Slipping in and out of consciousness, I
don’t know how much time passes before the capsule stops. I peer
out the window and see the Newland flag flapping in the wind, and
the familiar upside down spin-top structure and shiny metal
buildings that makes up Volkov Village.

The participants file out of the capsule,
and as they step outside, I watch them one by one raising their
arms in victory. Cory nods to me as he’s about to leave the
capsule. “You good?”


Yeah, just need a minute.”
Cory leaves and I hear the crowd of representatives cheer for the
victor. Sitting here, I try to gather my strength to stand up, but
the longer I sit, the weaker I feel. Just one more minute and I
think I can gather some strength. But it doesn’t come.

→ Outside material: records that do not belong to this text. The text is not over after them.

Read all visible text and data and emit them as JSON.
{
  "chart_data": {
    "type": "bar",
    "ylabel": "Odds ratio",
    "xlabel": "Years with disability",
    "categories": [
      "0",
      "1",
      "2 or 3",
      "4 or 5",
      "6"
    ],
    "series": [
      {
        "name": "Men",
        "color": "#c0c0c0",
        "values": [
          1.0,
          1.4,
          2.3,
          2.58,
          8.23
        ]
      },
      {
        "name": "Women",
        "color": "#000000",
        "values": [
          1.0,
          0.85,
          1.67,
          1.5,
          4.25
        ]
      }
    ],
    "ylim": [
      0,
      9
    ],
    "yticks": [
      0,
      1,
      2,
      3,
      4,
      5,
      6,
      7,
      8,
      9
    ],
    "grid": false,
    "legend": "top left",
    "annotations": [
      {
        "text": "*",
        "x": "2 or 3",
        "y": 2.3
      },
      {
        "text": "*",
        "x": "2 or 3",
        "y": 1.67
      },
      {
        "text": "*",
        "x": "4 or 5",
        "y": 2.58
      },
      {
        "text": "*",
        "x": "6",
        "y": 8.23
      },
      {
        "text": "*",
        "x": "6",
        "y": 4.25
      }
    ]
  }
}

After some time, Mai peeks her head in the
door. “Heidi?” She rushes to my side, but doesn’t touch me, only
gasps. I’ve never seen fear in her eyes until now. “Just lie still.
I’ll have the paramedics right here.”


Where are we?”


We’re stationed outside of
Asolo, Cory’s hometown.”


I placed third?” I mumble,
not sure if I remember correctly.


Yes. My brave little
girl.” Her eyes brim with tears. “We’re going to take good care of
you.”


Where’s…” Just as I’m
about to ask where he is, Nicholas enters. I tell my lips to smile,
but now even that is asking too much.


You made it. You placed
third.”

Hearing him say it, it becomes all the more
real. He walks over to me as Mai walks out, and though his
expression is reserved, beneath his calm demeanor I sense great
alarm.

Mai steps out of the capsule with two men
dressed in white scrubs, rolling in a gurney. She keeps turning
away, but I can see from here how she keeps whisking her tears
away.


She’s severely dehydrated
and she’s lost a lot of blood,” Nicholas says.